CHARLOTTESVILLE, Va. — BYU matches up with Virginia this Saturday in its first game of the 2013 season. There isn't a whole lot of familiarity between the two programs, but we asked Virginia insider Brad Franklin five questions to gain better perspective of what the Cougars will be facing.

Franklin is the publisher of on the Rivals network and knows the team as well as anyone.

What did Franklin have to say about the upcoming matchup between BYU and Virginia? Let's find out.

Email: [email protected] Twitter: @BrandonCGurney


How does Virginia, and its fans, regard BYU and the matchup this Saturday?

"Fans aren't real happy about having to face BYU to open up, to be honest, but it has nothing to do with not respecting BYU. BYU is seen as a very tough opponent and someone most fans aren't expecting a win against. With Virginia playing Oregon the week after BYU, fans generally wish the Cavaliers had a more 'winnable' game in week one, since no one is expecting a win against Oregon.

"Virginia fans are pessimistic by nature, and have a lot of doubts going into the season. BYU is seen as a team that Virginia can beat, but it's going to be a very tough game, and probably not the game you want right before Oregon."

Virginia Media Relations

Break down Virginia's offense. What are the strengths there and who are the play-makers?

"Virginia runs what could best be described as a pro-style offense. It will go two-back and also run multiple tight-end formations. The Cavaliers will want to establish the run-game with the hopes of utilizing play-action effectively.

"The strength of the offense is probably with the skilll-position players. Virginia returns most of its receivers, running backs and tight ends, but also adds Taquan Mizzell (5-10, 185), who was a five-star prospect and a true freshman with a lot of promise. Big things are expected from him, and it will be interesting how effective he is starting out.

"The biggest question mark for Virginia's offense is at quarterback. David Watford (6-2, 200) redshirted last year and really improved his overall play by running the scout team. He's a dual-threat quarterback who coaches believe is poised for a productive season. How effective he proves to be will go a long way in determining how good Virginia is this season.
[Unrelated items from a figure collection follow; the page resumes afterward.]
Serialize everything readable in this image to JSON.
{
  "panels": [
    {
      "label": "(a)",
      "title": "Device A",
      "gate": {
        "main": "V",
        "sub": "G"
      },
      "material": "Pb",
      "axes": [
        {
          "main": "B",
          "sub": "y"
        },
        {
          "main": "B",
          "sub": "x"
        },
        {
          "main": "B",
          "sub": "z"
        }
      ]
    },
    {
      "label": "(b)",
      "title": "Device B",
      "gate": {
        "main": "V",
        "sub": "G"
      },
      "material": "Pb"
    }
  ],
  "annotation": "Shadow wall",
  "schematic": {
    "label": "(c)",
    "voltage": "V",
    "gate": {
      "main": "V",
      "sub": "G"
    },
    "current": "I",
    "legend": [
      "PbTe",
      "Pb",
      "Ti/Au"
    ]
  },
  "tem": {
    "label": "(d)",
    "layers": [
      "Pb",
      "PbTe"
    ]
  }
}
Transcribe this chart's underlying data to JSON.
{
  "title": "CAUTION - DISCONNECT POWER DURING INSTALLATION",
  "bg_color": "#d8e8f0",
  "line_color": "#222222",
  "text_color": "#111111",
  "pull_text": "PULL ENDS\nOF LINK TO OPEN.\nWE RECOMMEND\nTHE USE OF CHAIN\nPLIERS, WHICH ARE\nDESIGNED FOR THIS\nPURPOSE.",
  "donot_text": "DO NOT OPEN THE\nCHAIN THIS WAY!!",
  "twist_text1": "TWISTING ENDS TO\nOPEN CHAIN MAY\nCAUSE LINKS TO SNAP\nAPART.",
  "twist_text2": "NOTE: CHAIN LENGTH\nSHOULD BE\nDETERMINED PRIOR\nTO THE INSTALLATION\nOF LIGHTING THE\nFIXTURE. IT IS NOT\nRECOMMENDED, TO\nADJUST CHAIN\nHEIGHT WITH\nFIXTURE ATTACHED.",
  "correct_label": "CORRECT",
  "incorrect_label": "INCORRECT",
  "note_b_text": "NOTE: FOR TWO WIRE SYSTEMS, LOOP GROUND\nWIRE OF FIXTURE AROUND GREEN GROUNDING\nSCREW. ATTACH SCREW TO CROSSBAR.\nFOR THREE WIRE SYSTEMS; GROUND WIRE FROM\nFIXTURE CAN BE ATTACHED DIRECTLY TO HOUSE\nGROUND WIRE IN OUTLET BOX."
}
"Tight end is a key position for Virginia, and although he's listed as a third-stringer, look for Jake McGee (6-6, 250) to be the primary play-maker from that group."

Defensive mainstays
Virginia Media Relations

Break down Virginia's defense. What are the strengths there and who are the play-makers?

"Virginia runs out of a 4-3 base defense and they like to be aggressive. It's sort of the same mentality that Bronco Mendenhall had when he ran the 3-3-5 defense there. They like to throw multiple blitz packages at an offense and disrupt the rhythm and keep an opposing offense on its heels.

"The best pass-rusher is defensive end Eli Harold (6-6, 230.) He played well as a true freshman and is expected to make a lot of plays, primarily when rushing the quarterback.

"Overall, Virginia's defensive line and linebackers lost some good talent from last year's team and will have some question marks at those position groups.

"There aren't many questions in the secondary, however, and that will be the strength of the defense. The team returns every starter from last year at both safety and at cornerback. Overall, coaches like the potential of the defense and feel they have enough athletic play-makers to be an effective unit."

BYU's advantage

What problems does BYU present for Virginia?

"When you think of BYU, you obviously think of Kyle Van Noy, who is one of the best, if not the best, linebacker in the country. He's obviously an incredible play-maker, but all the linebackers there are very good, and that's obviously their strength.

"Virginia is obviously aware of the injury problems BYU has at cornerback and will likely work to exploit the potential weakness at that position. Virginia has good, solid players at receiver that will likely test BYU's corners. The safety position is obviously strong, so that should help in coverage, but look for Virginia to try and use play-action to beat BYU down the field.

"Cody Hoffman is obviously a great receiver, and BYU looks strong at receiver and at running back. Virginia will try and take advantage of BYU's inexperienced offensive line, but keeping up with the pace BYU will have on offense will be a challenge.

"Overall, BYU has a lot of potential on offense and should test Virginia with the pace and the play-makers it has at wide receiver."

How UVA wins
Andrew Shurtleff, AP Photo

What does Virginia need to do in order to win the game?

"Special teams play and turnovers will be key in this game and for the entire season. Special teams play was terrible last season, and coaches demoted their special teams coach, as a result. Look for the special teams play to be improved with the hope that it will go from a big-time weakness to perhaps a strength. Even if Virginia can match BYU's special teams play, it will be a major improvement from last season.

"Turnovers obviously play a big factor with any team, but Virginia rarely won the turnover battle last season. That definitely needs to change, and coaches have really focused on the team's ability to create turnovers and not create them on offense.

"If Virginia can simply match BYU's special teams play and be even in the turnover margin, then a win is possible. Like I said though, BYU is a quality team, and Virginia will have to have a lot of things go its way to win. It won't have to play a perfect game to beat the Cougars, like it will against Oregon, but it will have to play close to perfect to beat a team like BYU."